For those keeping count that’s:

2 multi apples
Multi pear
Santa Rosa plum
2 apricot
3 peaches
Nectarine
Cherry
Chocolate persimmon
Tangerine
Blood orange
Orange
Lemon
Grapefruit
Calamondin
2 pluot
Pluerry
And now one happy tri peach plum mix…

I hope it survives.

Now, what should I graft onto it so we finally get a little variety around here?

Sprouted

I got home last night around midnight and the temperature was a balmy 50 degrees Fahrenheit. And the sprouts appreciate it very much.

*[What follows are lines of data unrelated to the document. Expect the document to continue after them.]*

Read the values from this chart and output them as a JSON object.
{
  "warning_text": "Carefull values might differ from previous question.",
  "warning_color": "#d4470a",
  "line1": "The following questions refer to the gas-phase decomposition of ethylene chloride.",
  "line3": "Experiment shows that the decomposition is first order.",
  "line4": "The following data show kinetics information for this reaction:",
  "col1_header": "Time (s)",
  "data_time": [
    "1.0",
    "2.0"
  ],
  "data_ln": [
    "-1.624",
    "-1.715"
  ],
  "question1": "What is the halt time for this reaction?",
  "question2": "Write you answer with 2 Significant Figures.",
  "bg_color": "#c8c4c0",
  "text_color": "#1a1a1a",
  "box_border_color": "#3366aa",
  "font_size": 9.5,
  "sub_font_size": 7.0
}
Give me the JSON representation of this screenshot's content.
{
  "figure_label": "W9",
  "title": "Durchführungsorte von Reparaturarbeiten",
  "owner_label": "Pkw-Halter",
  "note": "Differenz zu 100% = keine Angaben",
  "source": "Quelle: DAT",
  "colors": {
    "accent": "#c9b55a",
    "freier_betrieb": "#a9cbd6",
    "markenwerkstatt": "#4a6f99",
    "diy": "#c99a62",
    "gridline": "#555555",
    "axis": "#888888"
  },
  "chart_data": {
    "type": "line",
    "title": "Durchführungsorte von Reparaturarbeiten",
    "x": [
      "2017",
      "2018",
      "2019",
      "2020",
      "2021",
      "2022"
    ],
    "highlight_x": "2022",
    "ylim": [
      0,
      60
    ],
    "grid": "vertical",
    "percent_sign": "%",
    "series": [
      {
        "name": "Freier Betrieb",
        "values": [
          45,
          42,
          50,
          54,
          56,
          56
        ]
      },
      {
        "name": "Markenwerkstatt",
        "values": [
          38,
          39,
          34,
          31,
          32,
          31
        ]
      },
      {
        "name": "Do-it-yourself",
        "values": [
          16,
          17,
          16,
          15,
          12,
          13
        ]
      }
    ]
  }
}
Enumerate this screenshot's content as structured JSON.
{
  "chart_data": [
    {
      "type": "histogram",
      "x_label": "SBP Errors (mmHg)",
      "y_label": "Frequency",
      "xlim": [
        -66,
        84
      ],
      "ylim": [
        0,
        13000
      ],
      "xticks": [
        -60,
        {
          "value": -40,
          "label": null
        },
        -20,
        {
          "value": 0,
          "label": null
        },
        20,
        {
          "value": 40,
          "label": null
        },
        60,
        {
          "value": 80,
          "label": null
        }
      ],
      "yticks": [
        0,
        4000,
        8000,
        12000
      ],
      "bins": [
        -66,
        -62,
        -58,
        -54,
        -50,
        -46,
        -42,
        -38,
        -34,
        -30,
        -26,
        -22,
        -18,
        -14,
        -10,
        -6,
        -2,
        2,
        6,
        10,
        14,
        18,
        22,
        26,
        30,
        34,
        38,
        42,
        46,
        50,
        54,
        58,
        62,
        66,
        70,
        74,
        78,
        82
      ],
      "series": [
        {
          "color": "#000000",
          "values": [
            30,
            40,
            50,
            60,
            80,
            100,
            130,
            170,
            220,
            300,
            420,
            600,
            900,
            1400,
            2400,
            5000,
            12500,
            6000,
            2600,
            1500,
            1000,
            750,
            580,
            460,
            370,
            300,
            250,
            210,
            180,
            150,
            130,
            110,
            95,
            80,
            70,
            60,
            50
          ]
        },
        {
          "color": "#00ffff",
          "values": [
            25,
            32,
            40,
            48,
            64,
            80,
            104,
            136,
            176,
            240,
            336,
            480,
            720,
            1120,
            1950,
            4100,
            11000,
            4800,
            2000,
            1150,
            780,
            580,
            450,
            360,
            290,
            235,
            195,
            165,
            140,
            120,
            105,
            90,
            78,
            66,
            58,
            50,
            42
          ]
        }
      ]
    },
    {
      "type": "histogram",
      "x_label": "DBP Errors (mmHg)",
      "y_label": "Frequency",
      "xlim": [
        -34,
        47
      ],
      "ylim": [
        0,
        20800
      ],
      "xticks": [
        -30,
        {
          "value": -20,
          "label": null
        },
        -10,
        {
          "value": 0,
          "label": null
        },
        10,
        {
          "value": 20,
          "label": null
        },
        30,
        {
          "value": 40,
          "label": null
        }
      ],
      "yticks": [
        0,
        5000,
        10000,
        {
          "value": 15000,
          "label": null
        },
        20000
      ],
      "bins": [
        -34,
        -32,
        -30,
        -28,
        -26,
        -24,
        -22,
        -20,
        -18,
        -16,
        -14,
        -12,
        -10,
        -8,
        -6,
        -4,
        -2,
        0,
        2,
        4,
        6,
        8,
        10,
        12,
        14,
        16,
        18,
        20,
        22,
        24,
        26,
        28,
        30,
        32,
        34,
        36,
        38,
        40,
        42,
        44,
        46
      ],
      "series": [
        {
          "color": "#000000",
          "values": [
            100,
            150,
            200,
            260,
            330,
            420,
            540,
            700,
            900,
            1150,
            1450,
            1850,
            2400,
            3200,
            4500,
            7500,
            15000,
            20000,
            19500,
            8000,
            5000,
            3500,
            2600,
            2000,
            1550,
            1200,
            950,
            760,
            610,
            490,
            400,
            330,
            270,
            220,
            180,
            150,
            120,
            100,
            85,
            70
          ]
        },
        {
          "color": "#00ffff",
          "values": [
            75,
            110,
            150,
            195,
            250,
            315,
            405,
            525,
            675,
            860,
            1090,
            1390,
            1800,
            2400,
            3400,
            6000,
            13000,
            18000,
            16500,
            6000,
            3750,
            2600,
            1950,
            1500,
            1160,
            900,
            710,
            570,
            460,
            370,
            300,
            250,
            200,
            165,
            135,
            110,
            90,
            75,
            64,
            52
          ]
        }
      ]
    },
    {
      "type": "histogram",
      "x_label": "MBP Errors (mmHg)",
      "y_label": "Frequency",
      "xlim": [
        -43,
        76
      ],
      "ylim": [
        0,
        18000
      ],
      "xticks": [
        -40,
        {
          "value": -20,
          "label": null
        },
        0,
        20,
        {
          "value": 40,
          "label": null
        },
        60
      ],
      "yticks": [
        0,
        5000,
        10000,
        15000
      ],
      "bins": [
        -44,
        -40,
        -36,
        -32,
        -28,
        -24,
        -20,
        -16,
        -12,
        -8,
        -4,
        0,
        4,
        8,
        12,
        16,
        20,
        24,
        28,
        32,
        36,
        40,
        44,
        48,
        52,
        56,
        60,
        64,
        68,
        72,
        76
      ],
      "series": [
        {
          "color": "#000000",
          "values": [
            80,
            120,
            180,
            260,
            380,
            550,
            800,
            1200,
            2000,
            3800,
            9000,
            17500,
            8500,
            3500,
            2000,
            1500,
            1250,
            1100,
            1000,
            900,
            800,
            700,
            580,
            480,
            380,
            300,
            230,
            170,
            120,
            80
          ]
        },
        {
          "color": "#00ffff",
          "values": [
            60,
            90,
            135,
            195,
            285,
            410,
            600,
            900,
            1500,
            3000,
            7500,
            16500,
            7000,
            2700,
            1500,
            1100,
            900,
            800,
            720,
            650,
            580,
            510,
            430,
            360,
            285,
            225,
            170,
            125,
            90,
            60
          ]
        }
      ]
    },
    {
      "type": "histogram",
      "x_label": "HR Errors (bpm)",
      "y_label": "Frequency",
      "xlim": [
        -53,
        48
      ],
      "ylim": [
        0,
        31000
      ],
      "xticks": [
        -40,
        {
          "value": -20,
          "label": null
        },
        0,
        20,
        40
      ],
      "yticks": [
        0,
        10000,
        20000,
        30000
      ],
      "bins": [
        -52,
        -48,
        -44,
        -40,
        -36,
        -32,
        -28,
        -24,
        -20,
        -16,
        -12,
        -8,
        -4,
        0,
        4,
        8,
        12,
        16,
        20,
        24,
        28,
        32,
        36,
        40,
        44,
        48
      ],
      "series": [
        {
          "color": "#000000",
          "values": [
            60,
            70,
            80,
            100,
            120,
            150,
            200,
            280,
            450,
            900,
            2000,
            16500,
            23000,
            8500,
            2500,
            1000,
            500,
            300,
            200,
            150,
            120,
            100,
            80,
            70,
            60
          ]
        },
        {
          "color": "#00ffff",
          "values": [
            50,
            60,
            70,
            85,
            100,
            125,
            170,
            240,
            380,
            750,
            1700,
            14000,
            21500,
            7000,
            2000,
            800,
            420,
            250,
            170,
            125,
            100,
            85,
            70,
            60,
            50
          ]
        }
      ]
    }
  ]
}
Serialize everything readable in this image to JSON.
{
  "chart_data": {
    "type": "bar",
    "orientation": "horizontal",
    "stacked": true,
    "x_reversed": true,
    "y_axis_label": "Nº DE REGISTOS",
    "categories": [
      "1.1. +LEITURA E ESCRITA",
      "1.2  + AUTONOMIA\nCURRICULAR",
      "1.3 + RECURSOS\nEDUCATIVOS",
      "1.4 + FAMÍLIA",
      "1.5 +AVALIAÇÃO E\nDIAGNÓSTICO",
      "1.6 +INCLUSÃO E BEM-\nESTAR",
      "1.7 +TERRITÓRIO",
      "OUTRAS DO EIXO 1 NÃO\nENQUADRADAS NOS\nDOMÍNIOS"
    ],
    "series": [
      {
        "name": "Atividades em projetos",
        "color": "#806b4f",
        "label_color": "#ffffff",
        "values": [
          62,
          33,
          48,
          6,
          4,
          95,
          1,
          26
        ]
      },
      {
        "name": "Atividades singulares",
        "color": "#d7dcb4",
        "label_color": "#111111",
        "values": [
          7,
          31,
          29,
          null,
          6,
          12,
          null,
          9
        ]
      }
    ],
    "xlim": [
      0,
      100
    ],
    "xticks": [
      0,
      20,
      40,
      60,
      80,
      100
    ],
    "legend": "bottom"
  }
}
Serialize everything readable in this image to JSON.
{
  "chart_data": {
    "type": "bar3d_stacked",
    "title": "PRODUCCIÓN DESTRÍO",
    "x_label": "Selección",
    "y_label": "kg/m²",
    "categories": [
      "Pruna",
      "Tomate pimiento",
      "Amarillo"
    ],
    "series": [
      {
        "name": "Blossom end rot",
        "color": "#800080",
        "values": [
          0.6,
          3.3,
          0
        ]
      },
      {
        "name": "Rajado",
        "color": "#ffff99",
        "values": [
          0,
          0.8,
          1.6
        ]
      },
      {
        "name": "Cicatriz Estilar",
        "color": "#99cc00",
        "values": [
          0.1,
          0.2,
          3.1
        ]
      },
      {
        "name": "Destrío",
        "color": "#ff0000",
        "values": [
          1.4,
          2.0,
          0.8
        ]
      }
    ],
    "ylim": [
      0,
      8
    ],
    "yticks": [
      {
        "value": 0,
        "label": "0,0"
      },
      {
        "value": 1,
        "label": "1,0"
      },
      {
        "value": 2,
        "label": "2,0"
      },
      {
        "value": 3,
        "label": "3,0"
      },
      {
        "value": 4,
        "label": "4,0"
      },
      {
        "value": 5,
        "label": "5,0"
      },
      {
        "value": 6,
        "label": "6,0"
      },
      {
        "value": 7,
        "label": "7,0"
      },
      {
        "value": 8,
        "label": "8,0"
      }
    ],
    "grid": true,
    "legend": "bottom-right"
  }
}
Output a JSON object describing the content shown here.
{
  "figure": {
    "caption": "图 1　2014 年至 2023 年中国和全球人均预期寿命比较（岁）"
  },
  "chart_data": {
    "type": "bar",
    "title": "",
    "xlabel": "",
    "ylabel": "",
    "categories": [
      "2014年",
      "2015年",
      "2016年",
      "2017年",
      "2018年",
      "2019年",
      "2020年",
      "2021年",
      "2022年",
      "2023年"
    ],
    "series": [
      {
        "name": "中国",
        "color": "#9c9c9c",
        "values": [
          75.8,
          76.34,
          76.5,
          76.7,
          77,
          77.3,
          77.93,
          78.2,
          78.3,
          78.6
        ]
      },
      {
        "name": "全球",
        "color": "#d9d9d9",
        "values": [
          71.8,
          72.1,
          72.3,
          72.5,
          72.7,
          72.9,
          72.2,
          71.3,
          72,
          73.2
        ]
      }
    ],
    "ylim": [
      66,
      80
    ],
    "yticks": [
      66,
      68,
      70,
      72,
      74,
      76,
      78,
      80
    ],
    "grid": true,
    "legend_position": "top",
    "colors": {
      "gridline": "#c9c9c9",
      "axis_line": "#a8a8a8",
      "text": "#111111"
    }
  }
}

Tulips are just poking through the ground here, as is the asparagus. Tomatoes (mortgage lifter, German orange strawberry, romanesco, brandywine) have eagerly sprung forth and been individually potted. Okra, cucumbers, a few peppers, broccoli, fennel, lettuce, spinach, yarrow, and beans have made an appearance.

Some new-to-me varieties have yet to sprout like romanesco broccoli, and celeriac… But I expect them to show in few days.

The direct sown radishes, carrots, and turnips are off to a good start, though some seem to be slow. The aquaponic lettuce keeps on giving, we’ve eaten fresh salad most days this week.

I finally found out why Burpee listed mid February as the last frost date. They like to sell plants and give the 50% last frost date… Knocking on wood, I
feel pretty good about our chances, and scared for the babies.